South Korean Intelligence Service Says North’s Kim Jong-un Is Keen To Meet With President Trump Again

The assessment, citing ‘subtle changes’ in North Korean rhetoric, appears in a letter from the agency to leaders of South Korea’s national assembly.

Vietnam News Agency/Getty Images
Defector Ri Il-gyu recalled the execution of a top foreign ministry official “on charges of being a U.S. spy” two weeks before the failed summit between President Trump and Kim Jong-un (pictured here) at Hanoi in February 2019. Vietnam News Agency/Getty Images

SEOUL – South Korea’s National Intelligence Service believes North Korea’s leader, Kim Jong-un, is open to meeting with President Trump again.

Although the summit “did not materialize” when Mr. Trump was in Korea before the recent Asia-Pacific Economic Cooperation conference, the South’s powerful intelligence agency insists “various channels confirmed that North Korea has been preparing for dialogue with the U.S. behind the scenes.”

The assessment appears in a letter from the NIS to leaders of the intelligence committee of South Korea’s national assembly in which the NIS perceives “subtle changes” in North Korean rhetoric. Mr. Kim has “hinted at conditional dialogue with the U.S.” while refraining “from direct remarks on nuclear armament,” the report states.

The NIS’S analysis comes despite reports that Mr. Kim is ordering a military construction unit to work on  “rebuilding not only roads and railways, but also all sorts of facilities, including military warehouses” damaged during the war in Ukraine, according to a South Korean website, Daily NK, noted for its sources inside North Korea.

Mr. Kim, shipping a steady stream of artillery shells and other arms and ammunition, is making heroes of the soldiers that he has ordered to fight for the Russians in territories bordering Ukraine.  Dedicating a memorial hall in Pyongyang in their honor, he declared “a new history of combat unity has begun.” North Koreans and Russians “shared blood in the same trench” forming a “solid invincible relationship that shares the fate of life and death,” he said.

The NIS, however, does not think Mr. Kim’s bond with Russia’s President Putin precludes another meeting with Mr. Trump, who has seen him three times, most recently at the truce village of Panmunjom on the North-South Korean line in June 2019.

“Based on closer ties with Russia and improved North Korea-China relations, North Korea is pushing for U.S.-North Korea relations,” said the NIS statement to the national assembly members. “We anticipate that a North Korea-U.S. summit could be pursued again after the March 2026 South Korea-U.S. joint military exercise.”
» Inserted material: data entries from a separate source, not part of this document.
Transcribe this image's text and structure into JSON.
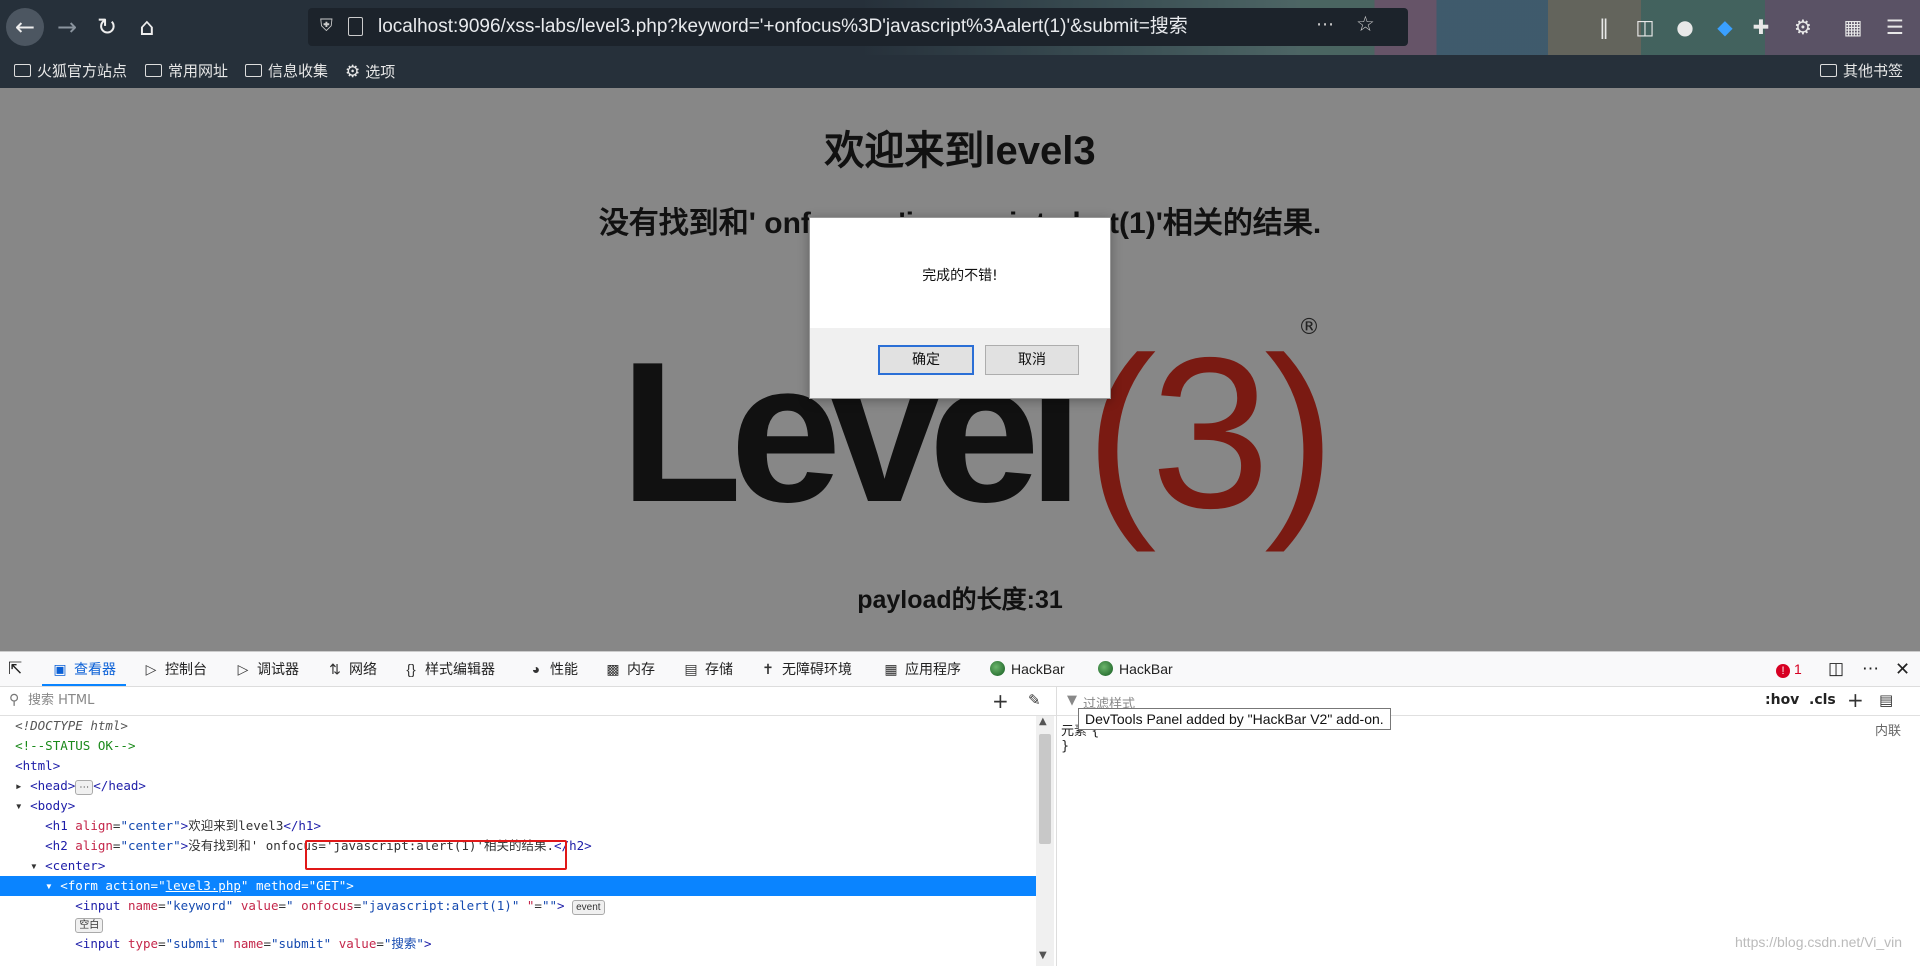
{
  "browser": {
    "url": "localhost:9096/xss-labs/level3.php?keyword='+onfocus%3D'javascript%3Aalert(1)'&submit=搜索",
    "bookmarks": [
      "火狐官方站点",
      "常用网址",
      "信息收集",
      "选项"
    ],
    "other_bookmarks": "其他书签"
  },
  "page": {
    "h1": "欢迎来到level3",
    "h2": "没有找到和' onfocus='javascript:alert(1)'相关的结果.",
    "logo_text": "Level",
    "logo_paren": "(3)",
    "logo_reg": "®",
    "payload_length": "payload的长度:31"
  },
  "dialog": {
    "message": "完成的不错!",
    "ok": "确定",
    "cancel": "取消"
  },
  "devtools": {
    "tabs": [
      "查看器",
      "控制台",
      "调试器",
      "网络",
      "样式编辑器",
      "性能",
      "内存",
      "存储",
      "无障碍环境",
      "应用程序",
      "HackBar",
      "HackBar"
    ],
    "error_count": "1",
    "search_placeholder": "搜索 HTML",
    "filter_placeholder": "过滤样式",
    "pseudo_buttons": [
      ":hov",
      ".cls"
    ],
    "rules_text": "元素 {",
    "rules_close": "}",
    "inline_label": "内联",
    "tooltip": "DevTools Panel added by \"HackBar V2\" add-on.",
    "empty_badge": "空白",
    "event_badge": "event"
  },
  "watermark": "https://blog.csdn.net/Vi_vin"
}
The NIS drafted its assessment while the American secretary of war, Pete Hegseth, was in Seoul talking to South Korea’s president, Lee Jae-myong, about shifts in the American defense of Korea. Most importantly, Mr. Lee emphasized “regaining of wartime operational control” of Korean troops during his five-year term as president, which ends in 2030.  The top American general takes command of Korean as well as American troops in war time — a policy that Koreans have long opposed.

The Americans and Koreans have been talking for at least ten years about OPCON — operational control — but progress has been delayed by the technicalities and complications of working closely in time of war under separate commands. The possibility of a deal, however, lies in Americans using bases in South Korea for operations outside Korea, including the defense of Taiwan.

South Korea, wary of upsetting Communist China, its largest trading partner and a close ally of North Korea, has not wanted American assets in Korea — notably fighter planes — used for anything other than defense of the South.

“Flexibility for regional contingency is something we would take a look at,” Mr. Hegseth remarked at a press conference at the South’s defense ministry,  hinting at an understanding under which American planes could play war games elsewhere.